Die Konkurrenz ist also riesig und das Reglement kann da nur wenig helfen. "Die Segmente, innerhalb derer wir uns bewegen können, sind geradezu winzig", weiß der Schotte. Dazu kommt, dass es in der NASCAR keinerlei technische Hilfsmittel, wie etwa ein vollautomatisches Getriebe, oder eine bewegliche Aerodynamik gibt, ganz geschweige von einer erfinderischen Gewichtsverteilung.
Eine nur hinter vorgehaltener Hand formulierte allgemeine Faustformel - die so simpel wie ganz offensichtlich zutreffend ist - lautet, dass ein Erfahrungsvorsprung auf den NASCAR-Ovalen von zehn, zwanzig oder noch mehr Jahren von den Quereinsteigern frühestens in drei oder auch vier Saisons aufgeholt werden kann.

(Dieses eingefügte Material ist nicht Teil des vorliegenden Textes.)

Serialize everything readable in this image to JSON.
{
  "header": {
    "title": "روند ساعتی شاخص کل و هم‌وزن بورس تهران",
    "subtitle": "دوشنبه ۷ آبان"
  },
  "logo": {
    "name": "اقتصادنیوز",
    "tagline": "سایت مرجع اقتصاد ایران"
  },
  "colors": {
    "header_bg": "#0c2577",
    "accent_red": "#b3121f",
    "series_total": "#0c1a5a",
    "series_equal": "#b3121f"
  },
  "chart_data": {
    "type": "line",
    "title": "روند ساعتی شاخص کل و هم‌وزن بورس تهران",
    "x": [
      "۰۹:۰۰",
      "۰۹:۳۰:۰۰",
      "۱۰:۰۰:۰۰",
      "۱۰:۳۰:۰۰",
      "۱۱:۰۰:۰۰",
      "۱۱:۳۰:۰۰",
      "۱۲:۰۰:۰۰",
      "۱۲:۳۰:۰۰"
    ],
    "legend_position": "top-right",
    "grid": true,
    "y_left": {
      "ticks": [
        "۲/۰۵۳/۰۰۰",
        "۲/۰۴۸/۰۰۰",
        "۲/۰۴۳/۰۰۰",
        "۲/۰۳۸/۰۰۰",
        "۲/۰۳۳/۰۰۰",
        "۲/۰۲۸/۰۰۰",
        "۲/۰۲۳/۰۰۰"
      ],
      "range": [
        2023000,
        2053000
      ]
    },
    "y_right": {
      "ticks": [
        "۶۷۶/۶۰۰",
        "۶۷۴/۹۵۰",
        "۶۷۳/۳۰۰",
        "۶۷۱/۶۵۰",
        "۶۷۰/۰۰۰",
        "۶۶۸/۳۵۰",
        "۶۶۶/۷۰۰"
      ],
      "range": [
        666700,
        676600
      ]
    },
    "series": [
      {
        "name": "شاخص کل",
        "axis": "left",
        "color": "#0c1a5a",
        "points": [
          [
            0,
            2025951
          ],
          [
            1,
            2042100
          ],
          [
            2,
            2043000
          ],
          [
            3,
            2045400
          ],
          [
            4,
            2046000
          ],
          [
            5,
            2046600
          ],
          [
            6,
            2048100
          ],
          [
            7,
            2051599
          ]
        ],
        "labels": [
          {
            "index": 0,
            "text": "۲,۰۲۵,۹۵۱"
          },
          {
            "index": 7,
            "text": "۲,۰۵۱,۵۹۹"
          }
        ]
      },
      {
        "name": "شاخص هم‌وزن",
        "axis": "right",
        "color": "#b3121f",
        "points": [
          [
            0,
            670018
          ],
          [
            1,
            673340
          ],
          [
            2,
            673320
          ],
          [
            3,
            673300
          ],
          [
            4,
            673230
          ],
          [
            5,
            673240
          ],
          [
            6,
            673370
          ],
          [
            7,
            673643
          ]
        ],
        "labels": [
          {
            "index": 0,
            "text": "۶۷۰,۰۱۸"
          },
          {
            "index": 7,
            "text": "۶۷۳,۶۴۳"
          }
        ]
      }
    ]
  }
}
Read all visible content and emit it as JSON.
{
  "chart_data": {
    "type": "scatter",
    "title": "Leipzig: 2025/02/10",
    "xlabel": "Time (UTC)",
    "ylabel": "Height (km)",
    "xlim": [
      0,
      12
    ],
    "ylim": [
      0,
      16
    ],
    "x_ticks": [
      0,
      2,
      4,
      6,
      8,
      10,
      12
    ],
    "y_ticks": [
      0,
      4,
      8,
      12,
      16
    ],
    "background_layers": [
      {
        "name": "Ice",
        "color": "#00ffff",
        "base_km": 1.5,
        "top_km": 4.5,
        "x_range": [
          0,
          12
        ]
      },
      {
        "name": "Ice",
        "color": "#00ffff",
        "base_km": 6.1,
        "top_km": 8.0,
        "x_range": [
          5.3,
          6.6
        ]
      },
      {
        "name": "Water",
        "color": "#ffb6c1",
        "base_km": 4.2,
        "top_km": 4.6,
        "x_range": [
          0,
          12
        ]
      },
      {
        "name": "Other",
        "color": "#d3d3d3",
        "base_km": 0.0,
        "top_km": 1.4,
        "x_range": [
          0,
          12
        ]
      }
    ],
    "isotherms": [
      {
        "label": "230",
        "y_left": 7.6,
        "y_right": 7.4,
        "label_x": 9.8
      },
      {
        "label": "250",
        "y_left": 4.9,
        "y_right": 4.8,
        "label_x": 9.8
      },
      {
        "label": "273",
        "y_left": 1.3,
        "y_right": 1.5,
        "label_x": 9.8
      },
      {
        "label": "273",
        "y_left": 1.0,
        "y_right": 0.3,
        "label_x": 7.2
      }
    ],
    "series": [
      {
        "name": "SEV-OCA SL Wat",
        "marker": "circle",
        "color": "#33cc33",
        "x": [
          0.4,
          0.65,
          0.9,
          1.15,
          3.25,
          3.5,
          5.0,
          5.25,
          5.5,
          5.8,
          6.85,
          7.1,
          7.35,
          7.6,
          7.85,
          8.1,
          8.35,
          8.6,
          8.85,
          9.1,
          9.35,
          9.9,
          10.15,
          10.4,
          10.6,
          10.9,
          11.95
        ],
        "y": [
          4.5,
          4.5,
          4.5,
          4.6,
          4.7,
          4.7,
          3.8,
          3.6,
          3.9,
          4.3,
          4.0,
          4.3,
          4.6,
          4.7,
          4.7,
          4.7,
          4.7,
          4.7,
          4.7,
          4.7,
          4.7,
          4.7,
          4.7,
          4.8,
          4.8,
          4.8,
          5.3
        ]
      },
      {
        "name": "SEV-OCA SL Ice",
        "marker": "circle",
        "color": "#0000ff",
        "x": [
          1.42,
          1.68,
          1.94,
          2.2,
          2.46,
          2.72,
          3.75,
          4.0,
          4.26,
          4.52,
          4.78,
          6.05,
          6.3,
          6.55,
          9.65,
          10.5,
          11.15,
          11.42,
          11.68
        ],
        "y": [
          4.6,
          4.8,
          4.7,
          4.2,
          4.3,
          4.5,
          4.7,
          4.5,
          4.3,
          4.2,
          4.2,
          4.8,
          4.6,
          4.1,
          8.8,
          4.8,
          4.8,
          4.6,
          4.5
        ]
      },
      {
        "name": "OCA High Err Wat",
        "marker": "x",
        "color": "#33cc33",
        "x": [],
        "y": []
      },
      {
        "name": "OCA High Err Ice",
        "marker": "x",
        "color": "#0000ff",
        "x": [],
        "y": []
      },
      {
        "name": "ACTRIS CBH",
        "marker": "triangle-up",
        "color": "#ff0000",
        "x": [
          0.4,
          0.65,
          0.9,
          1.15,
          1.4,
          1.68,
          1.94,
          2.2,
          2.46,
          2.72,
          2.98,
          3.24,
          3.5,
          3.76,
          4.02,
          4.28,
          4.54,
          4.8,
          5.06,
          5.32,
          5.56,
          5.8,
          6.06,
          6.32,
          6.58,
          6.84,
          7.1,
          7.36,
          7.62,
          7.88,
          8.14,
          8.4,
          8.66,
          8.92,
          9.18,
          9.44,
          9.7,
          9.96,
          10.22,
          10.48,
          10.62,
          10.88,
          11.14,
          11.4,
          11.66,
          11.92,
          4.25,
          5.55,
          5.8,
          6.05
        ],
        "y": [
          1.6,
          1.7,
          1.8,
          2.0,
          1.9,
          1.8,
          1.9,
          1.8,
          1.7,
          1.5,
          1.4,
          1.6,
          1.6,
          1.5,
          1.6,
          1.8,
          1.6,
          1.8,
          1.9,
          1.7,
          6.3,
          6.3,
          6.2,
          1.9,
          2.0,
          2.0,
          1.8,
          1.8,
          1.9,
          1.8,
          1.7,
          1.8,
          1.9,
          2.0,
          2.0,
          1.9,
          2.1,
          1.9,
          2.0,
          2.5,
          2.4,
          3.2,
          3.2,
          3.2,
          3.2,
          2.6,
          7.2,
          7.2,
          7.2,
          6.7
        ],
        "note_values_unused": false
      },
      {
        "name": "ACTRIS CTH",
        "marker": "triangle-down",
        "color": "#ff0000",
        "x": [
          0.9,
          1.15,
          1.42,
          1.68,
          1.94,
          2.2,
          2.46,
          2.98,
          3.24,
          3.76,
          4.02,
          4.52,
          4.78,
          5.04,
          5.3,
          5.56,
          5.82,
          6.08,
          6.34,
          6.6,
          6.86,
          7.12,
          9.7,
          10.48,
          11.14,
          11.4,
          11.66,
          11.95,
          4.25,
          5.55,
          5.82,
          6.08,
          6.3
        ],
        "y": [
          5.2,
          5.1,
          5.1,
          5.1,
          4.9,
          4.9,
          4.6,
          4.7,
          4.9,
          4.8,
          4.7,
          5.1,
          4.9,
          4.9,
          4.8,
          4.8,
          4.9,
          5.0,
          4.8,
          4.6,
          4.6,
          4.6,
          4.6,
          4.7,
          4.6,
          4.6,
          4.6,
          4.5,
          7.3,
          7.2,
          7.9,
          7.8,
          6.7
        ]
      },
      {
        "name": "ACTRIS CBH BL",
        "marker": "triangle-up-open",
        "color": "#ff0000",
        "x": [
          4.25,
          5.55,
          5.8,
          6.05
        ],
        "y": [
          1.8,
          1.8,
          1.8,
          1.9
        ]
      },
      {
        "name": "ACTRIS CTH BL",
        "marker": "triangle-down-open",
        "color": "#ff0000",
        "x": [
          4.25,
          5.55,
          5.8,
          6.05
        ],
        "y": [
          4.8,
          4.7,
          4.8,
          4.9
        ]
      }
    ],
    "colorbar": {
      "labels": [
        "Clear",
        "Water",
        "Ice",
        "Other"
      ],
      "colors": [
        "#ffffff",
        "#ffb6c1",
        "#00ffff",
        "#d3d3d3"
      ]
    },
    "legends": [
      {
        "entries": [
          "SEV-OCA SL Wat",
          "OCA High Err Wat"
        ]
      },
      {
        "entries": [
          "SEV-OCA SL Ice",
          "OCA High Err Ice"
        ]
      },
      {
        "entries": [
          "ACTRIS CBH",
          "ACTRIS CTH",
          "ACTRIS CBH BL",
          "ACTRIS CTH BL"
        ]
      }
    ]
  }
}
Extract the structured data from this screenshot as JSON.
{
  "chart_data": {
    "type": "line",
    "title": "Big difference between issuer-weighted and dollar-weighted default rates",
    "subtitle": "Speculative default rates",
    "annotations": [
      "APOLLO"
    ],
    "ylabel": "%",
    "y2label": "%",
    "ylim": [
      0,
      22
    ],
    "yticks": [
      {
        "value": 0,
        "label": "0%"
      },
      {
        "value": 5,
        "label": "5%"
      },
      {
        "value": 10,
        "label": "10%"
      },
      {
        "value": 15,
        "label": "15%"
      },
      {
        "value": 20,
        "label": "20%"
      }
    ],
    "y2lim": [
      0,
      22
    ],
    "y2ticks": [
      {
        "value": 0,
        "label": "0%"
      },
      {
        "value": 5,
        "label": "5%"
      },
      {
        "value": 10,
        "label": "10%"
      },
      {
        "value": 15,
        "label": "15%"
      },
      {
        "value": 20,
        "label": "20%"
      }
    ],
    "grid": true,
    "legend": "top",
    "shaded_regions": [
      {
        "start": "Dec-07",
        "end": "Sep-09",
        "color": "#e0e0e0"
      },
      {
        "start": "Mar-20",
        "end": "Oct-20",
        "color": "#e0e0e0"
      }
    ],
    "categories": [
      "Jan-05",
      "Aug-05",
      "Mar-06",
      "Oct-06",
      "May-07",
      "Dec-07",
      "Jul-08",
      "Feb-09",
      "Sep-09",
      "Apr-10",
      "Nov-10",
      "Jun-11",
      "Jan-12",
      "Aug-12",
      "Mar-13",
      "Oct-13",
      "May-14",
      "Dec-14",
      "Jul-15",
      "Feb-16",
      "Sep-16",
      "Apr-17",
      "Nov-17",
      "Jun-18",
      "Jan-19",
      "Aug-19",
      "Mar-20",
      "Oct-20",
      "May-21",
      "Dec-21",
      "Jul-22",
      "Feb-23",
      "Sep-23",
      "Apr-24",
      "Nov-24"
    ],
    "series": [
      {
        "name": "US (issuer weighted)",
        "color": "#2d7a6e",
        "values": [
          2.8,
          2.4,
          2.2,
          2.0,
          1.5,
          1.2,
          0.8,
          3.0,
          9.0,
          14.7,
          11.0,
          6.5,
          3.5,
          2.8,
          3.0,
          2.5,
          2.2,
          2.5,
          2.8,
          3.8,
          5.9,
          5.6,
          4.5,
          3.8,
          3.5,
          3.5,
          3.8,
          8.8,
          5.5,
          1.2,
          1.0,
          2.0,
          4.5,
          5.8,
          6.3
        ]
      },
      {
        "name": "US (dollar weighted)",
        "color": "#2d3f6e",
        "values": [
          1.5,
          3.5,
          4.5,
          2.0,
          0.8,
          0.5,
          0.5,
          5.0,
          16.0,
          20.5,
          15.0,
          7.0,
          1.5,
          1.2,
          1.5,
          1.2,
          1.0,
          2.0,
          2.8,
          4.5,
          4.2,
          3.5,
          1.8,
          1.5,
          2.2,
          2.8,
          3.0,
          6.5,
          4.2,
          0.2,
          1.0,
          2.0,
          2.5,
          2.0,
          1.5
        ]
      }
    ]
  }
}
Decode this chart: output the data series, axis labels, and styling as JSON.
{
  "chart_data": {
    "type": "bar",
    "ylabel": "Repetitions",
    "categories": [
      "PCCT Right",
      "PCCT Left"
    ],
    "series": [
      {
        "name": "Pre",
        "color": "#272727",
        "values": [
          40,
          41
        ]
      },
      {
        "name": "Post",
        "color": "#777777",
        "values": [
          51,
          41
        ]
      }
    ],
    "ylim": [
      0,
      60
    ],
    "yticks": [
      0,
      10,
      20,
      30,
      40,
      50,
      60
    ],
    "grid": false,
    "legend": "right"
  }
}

Denn die Piloten, die ihre Jugendjahre auf den unterschiedlichsten Dirt-Tracks in jedem noch so verschlafenen Winkel der USA verbracht haben, und sich erfolgreich gegen die große Konkurrenz der zahllosen Youngsters durchsetzten, kennen eine erfolgreiche Herangehensweise bestens. Und genau gegen diese Creme-de-la-Creme fahren nun die NASCAR-Einsteiger.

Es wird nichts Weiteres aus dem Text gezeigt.